What if merge tools were APIs?

Imagine you could reduce up to 30% of your manual merges just by making a single REST API call. Wouldn’t it be awesome?

You could invoke this API as a step of your Continuous Integration plan to maximize the branches or pull requests that would be merged without human intervention. It would save precious time in the form of reduced context switches.

You could also use it to develop new merge front-ends in tools like Visual Studio Code, without having to deal with coding an entire merge engine.

Of course, the merge engine wouldn’t be just like a wrapper on top of the regular merge code, nor around tools like Kdiff3, WinMerge or Meld. No. This merge engine would be much cleverer. It would actually understand the programming language, so when you move a method or function or class around, it would know what to do.

Well, that’s what the upcoming merg.io is about. A REST API around our “semantic merge” engine. It is basically turning the most advanced merge tech into an accessible API so programmers can build great solutions around it.

Do you think it makes sense? We are collecting your support and interest to allocate the resources required to develop it. Please subscribe to the waiting list of merg.io. We will keep you posted with news of the product development, features and more.

What is the semantic merge technology?

Well, think for a second how merges should be. Do you think they should still work on plain text or should they recognize the programming language?

Consider the following merge for a second:

You simply want to merge branch bug3001 back to master. Ok, you run the merge and then one file is in conflict as follows:

Look carefully:

· Originally (base) the file had 3 methods: Sum, Multiply and Sqr in this order.

· One developer (in branch bug3001) simply modified the Sum method.

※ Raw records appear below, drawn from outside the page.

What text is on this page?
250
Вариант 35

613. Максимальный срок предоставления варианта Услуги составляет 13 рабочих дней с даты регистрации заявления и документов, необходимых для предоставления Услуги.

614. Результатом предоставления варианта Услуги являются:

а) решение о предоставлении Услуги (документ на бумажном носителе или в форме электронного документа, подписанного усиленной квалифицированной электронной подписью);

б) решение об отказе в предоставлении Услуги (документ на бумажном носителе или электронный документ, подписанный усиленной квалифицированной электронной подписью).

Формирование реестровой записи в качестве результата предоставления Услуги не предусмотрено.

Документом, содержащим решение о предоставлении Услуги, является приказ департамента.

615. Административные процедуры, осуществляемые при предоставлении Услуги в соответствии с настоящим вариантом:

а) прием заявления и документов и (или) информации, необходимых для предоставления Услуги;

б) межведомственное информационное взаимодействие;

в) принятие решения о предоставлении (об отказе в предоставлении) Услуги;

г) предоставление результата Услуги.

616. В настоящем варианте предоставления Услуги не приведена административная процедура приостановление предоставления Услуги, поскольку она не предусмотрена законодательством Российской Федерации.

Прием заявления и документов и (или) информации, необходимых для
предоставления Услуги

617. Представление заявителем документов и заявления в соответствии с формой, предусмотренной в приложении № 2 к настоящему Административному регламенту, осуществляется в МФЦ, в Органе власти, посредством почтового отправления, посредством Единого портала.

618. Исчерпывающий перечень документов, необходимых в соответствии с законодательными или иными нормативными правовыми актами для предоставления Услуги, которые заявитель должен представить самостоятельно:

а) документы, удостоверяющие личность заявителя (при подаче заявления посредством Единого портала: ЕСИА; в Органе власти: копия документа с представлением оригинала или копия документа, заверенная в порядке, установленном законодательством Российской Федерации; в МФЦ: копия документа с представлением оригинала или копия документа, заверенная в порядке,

I’m not showing the actual modification to keep things simpler, but you get the point.

· Meanwhile, changes happened on master: the Sum method was moved down AND changed.

How is this merge is supposed to be solved?

What a regular 3-way merge tool would do is something as follows:

Since it works on a line by line basis, it could find a conflict comparing Sum with Multiply, which doesn’t obviously make any sense.

Now, let’s see what a semantic merge can do:

As you see semantic merge detects that the method was moved and changed by one contributor, while modified by the other.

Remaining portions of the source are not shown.